Rora yawned, and hugged her godmother back gently.

She gave Dotye a meaningful look.

“How about that new story?” She smiled. “I did let you be wise; now it’s time for a story.”

Dotye’s laughter pealed throughout the small, dirty underground room.

“And it was so good of you to let me be wise, my Love! Little Stinker!”

She planted a smooch on Rora’s head. “You may have your story, but then bed, understood?”

“Yes Tanta.”

“Good.”

Anya smiled as she watched her toddler, enrapt in yet another of ‘Tanta’ Dotye’s fantastic tales.

“But the goats knew there was a troll under the bridge! Why didn’t they go a different way?”

Dotye’s eyes sparkled with suppressed glee.

“Very good point! You’re right, they should have! But the problem was that it was the only way to go where they needed to graze!”

As the animated chatter continued, Anya let her mind wander.
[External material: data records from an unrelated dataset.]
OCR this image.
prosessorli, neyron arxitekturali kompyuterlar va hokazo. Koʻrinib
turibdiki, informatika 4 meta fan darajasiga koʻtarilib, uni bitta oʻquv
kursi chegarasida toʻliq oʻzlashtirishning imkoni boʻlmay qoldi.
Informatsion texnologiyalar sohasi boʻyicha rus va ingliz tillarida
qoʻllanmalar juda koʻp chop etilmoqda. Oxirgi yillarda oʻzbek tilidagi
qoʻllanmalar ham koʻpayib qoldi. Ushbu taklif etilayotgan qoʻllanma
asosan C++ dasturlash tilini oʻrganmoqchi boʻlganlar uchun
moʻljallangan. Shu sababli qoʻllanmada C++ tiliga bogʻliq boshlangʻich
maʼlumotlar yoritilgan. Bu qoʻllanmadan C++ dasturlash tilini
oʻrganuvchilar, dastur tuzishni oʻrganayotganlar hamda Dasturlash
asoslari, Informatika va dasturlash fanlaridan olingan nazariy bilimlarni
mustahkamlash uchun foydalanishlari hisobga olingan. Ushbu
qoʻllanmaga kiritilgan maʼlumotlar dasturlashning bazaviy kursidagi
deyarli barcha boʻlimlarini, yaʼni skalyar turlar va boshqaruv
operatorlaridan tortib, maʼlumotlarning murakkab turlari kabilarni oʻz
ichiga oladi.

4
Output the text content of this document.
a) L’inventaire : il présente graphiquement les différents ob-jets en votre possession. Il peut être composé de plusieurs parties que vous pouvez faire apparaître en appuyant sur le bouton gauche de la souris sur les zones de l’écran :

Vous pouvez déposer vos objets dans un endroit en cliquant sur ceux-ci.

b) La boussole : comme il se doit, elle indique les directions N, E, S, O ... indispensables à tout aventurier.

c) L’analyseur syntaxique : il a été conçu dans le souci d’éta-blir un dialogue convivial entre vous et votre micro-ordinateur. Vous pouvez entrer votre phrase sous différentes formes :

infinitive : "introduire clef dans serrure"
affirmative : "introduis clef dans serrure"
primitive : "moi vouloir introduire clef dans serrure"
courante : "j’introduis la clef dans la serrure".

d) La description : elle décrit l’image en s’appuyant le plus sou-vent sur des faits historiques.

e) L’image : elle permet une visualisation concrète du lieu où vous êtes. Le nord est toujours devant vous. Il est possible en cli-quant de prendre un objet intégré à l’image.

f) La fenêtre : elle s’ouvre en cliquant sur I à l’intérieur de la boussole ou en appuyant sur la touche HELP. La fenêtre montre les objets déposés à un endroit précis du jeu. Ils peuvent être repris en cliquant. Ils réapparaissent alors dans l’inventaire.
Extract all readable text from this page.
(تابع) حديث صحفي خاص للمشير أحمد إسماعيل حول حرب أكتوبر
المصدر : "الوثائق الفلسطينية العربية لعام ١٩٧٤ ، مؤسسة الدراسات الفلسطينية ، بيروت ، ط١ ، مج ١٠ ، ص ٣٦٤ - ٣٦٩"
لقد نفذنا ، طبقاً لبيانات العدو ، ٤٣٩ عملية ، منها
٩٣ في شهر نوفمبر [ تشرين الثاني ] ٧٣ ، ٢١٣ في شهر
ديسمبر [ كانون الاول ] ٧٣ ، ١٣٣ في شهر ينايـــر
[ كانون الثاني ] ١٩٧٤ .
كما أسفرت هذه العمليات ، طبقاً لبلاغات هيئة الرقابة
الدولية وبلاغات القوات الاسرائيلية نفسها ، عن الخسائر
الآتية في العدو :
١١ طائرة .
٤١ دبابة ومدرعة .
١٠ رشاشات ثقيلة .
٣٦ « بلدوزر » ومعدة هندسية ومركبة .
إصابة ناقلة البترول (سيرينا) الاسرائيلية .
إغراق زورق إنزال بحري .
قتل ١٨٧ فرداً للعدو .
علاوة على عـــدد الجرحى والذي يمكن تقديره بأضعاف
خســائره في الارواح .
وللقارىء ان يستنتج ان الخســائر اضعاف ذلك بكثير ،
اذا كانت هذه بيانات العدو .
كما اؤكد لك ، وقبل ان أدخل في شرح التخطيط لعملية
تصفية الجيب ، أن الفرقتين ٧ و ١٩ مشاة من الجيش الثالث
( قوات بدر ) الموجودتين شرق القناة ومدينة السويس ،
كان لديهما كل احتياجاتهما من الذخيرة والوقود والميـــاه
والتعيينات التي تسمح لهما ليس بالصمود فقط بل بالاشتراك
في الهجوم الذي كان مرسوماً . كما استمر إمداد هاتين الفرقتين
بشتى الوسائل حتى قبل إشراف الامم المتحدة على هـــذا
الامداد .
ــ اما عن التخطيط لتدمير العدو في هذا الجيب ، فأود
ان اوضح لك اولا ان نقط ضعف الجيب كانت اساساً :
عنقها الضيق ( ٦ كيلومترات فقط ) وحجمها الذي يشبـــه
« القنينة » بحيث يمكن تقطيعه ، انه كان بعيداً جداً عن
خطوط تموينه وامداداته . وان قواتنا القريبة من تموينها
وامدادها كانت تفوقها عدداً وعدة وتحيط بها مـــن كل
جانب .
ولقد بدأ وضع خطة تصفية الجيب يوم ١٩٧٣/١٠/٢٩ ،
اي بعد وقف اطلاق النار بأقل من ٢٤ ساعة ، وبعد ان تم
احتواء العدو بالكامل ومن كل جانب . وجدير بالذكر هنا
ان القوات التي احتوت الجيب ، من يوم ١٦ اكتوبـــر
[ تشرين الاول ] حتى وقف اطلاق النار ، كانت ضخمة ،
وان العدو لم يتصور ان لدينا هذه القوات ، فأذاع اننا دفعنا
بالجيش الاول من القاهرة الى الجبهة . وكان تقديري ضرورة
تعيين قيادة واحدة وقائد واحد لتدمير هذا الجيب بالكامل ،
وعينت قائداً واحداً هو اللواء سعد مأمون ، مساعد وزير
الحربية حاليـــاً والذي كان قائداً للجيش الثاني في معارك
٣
It was so good to have Dotye in her life; the kind, elderly woman would have made a spectacular grandmother, if only…

Anya shook her head to clear her thoughts. Peter had been a very good man, but too courageous to survive for long. Perhaps it was for the best; this captivity was unbearable; it risked breaking her spirit- surely it would have crushed his.

She shook her head again. For the best? What kind of monstrous talk was that?! No, better to know the truth, teach the children in secret, and wait for the right time...for while there were children, there was hope.